Dans son enquête interne, la Ville a passé au crible tous les contrats qu'elle avait signés avec des compagnies informatiques de 2003 à 2008. «On a découvert des irrégularités dans la facturation de certaines firmes», dit M. Hinse.

Montréal a signé un total de 13 contrats-cadres avec 10 entreprises informatiques, petites et grandes.

Gilles Parent avait voix au chapitre à titre de chef de division lorsque des contrats ont été accordés. La Presse a constaté que son nom figure très souvent dans des documents officiels de la Ville rendant compte de ces contrats. Jean-Yves Hinse dit que Gilles Parent «travaillait seul», dans le sens où aucun de ses collègues n'est impliqué dans les irrégularités.

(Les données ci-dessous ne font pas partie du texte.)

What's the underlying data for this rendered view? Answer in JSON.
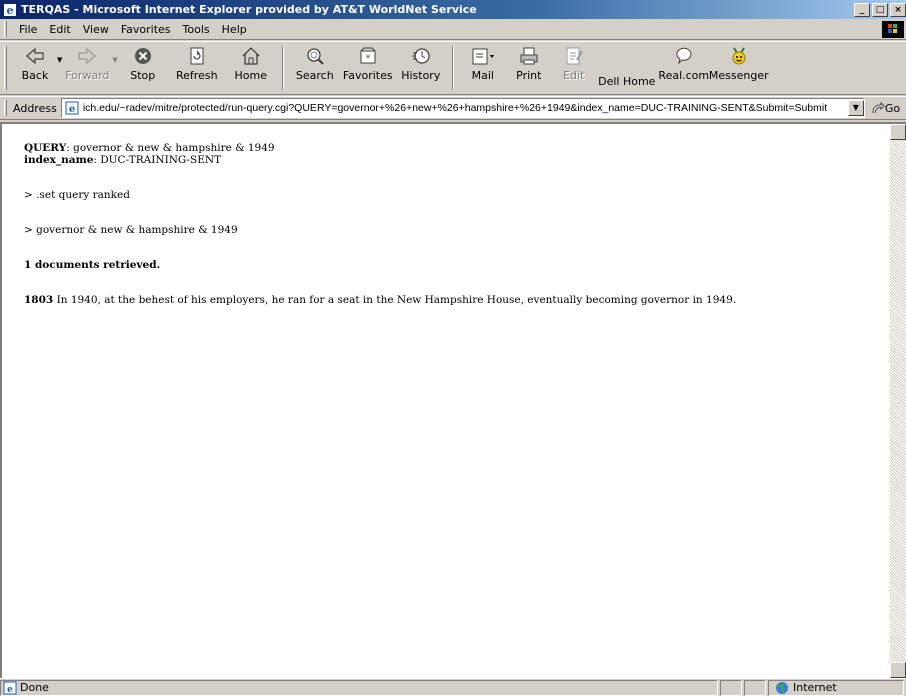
{
  "window": {
    "title": "TERQAS - Microsoft Internet Explorer provided by AT&T WorldNet Service",
    "controls": [
      "_",
      "□",
      "×"
    ]
  },
  "menu": {
    "items": [
      {
        "label": "File"
      },
      {
        "label": "Edit"
      },
      {
        "label": "View"
      },
      {
        "label": "Favorites"
      },
      {
        "label": "Tools"
      },
      {
        "label": "Help"
      }
    ]
  },
  "toolbar": {
    "back": "Back",
    "forward": "Forward",
    "stop": "Stop",
    "refresh": "Refresh",
    "home": "Home",
    "search": "Search",
    "favorites": "Favorites",
    "history": "History",
    "mail": "Mail",
    "print": "Print",
    "edit": "Edit",
    "dell_home": "Dell Home",
    "realcom": "Real.com",
    "messenger": "Messenger"
  },
  "address": {
    "label": "Address",
    "url": "ich.edu/~radev/mitre/protected/run-query.cgi?QUERY=governor+%26+new+%26+hampshire+%26+1949&index_name=DUC-TRAINING-SENT&Submit=Submit",
    "go_label": "Go"
  },
  "page": {
    "query_label": "QUERY",
    "query_value": ": governor & new & hampshire & 1949",
    "index_label": "index_name",
    "index_value": ": DUC-TRAINING-SENT",
    "cmd1": "> .set query ranked",
    "cmd2": "> governor & new & hampshire & 1949",
    "retrieved": "1 documents retrieved.",
    "result_id": "1803",
    "result_text": " In 1940, at the behest of his employers, he ran for a seat in the New Hampshire House, eventually becoming governor in 1949."
  },
  "status": {
    "text": "Done",
    "zone": "Internet"
  }
}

La SQ dira bientôt si les irrégularités sont une fraude et si des accusations seront portées. La Ville assure en tout cas qu'elle récupérera ce qu'elle a perdu. Elle a déjà obtenu 2 des 8 millions payés en trop.

«On est en discussion avec les firmes pour récupérer la totalité des sommes, dit M. Hinse. Elles ont toutes offert leur collaboration. On continue notre enquête. On vérifie feuille par feuille, contrat par contrat. Les montants ne sont pas encore définitifs, mais c'est de l'ordre de 8 millions.»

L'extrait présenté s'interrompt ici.